20 Dans l’Iliade, poikilomētēs apparaît dans le contexte d’événements militaires et, à moins que l’épithète ne dénote spécifiquement l’intelligence stratégique, le mot peut être utilisé avec une certaine indifférence à l’égard du contexte. En Odyssée XIII, 293, cependant, l’usage de l’épithète est tout à fait approprié. Voir Marcel Detienne et Jean-Pierre Vernant, Les Ruses de l’intelligence. La mètis des Grecs, Paris, 1974, p. 25 s. où est décrite la poikilia (l’élaboration ou la variété) de la mētis et l’ambiguïté qu’une telle notion implique.
21 Voir W. S. Stanford, The Ulysses Themes, Oxford, 1954, p. 13 et n. 17. Quand Zeus est trompé par Héra, il qualifie son dolos (la ruse d’Hypnos et sa séduction érotique) négativement avec l’épithète kakotekhnos, « ruse qui fabrique le mal » (Iliade XV, 14). Cependant l’usage de toute épithète avec dolos reste très rare chez Homère : pukinos, « solide », « habile », apparaît en Iliade VI, 187, et kakos, « méchant » en Iliade IV, 229. Dans l’Odyssée, les épithètes qualifient exclusivement la variété (pantoios) et la totalité (pas) des ruses d’Ulysse : voir par exemple Odyssée III, 119, 122 (ainsi qu’Iliade III, 202) et Odyssée IX, 422.
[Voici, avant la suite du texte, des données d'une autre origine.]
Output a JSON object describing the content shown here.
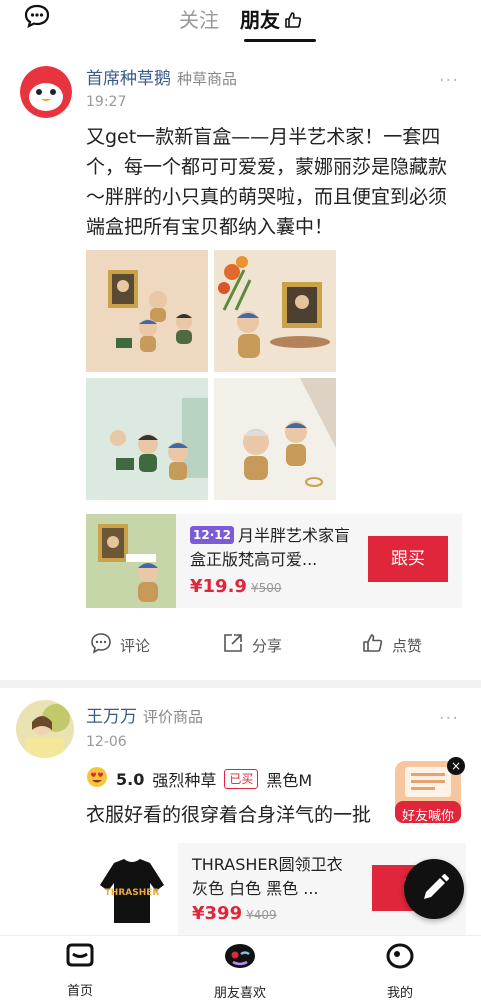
{
  "header": {
    "tabs": [
      {
        "label": "关注",
        "active": false
      },
      {
        "label": "朋友",
        "active": true
      }
    ],
    "chat_icon": "message-bubble-icon",
    "thumb_icon": "thumbs-up-icon"
  },
  "posts": [
    {
      "author": "首席种草鹅",
      "tag": "种草商品",
      "time": "19:27",
      "more": "···",
      "text": "又get一款新盲盒——月半艺术家！一套四个，每一个都可可爱爱，蒙娜丽莎是隐藏款～胖胖的小只真的萌哭啦，而且便宜到必须端盒把所有宝贝都纳入囊中！",
      "images_count": 4,
      "product": {
        "badge": "12·12",
        "title": "月半胖艺术家盲盒正版梵高可爱...",
        "price": "¥19.9",
        "old_price": "¥500",
        "buy_label": "跟买"
      },
      "actions": [
        {
          "label": "评论",
          "icon": "comment-icon"
        },
        {
          "label": "分享",
          "icon": "share-icon"
        },
        {
          "label": "点赞",
          "icon": "like-icon"
        }
      ]
    },
    {
      "author": "王万万",
      "tag": "评价商品",
      "time": "12-06",
      "more": "···",
      "rating": "5.0",
      "rating_label": "强烈种草",
      "bought_tag": "已买",
      "variant": "黑色M",
      "text": "衣服好看的很穿着合身洋气的一批",
      "product": {
        "title": "THRASHER圆领卫衣 灰色 白色 黑色 ...",
        "price": "¥399",
        "old_price": "¥409",
        "buy_label": "跟"
      }
    }
  ],
  "floating": {
    "share_label": "好友喊你",
    "close_label": "×"
  },
  "bottom_nav": [
    {
      "label": "首页",
      "icon": "home-icon"
    },
    {
      "label": "朋友喜欢",
      "icon": "friends-like-icon"
    },
    {
      "label": "我的",
      "icon": "profile-icon"
    }
  ],
  "colors": {
    "accent_red": "#e0263b",
    "name_blue": "#3a5a8c",
    "badge_purple": "#7b5cd6"
  }
}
22 Antiloque aussi a recours au dolos, lorsqu’il double Ménélas dans la course des chars du chant XXIII de l’Iliade (v. 515, 585) ; la fraude elle-même est décrite aux vers 422 ss.
23 C’est la seule situation où dolos n’a rien à voir avec le combat, mais il est tout à fait approprié qu’Ulysse conserve son déguisement grâce à ce dolos.
24 Voir, par exemple, Odyssée IX, 414, XX 20, II, 279 et les épithètes poikilomētis, polumētis.
25 A propos d’Odyssée IX, 19, voir plus loin chapitre 20.
26 En Odyssée XI, 363 ss., on trouve un éloge extrêment intéressant de l’éloquence d’Ulysse. Alcinoos chante la beauté des paroles d’Ulysse et de son noble esprit ; néanmoins, il fait précéder ses louanges d’une série de définitions négatives : « Tu n’as pas l’air d'un charlatan ou d’un simulateur (epiklopos). » Le mot epiklopos et ses synonymes, muthoi klopioi, sont utilisés par Athéna lorsqu’elle fait les louanges d’Ulysse en Odyssée XIII, 291 et 295.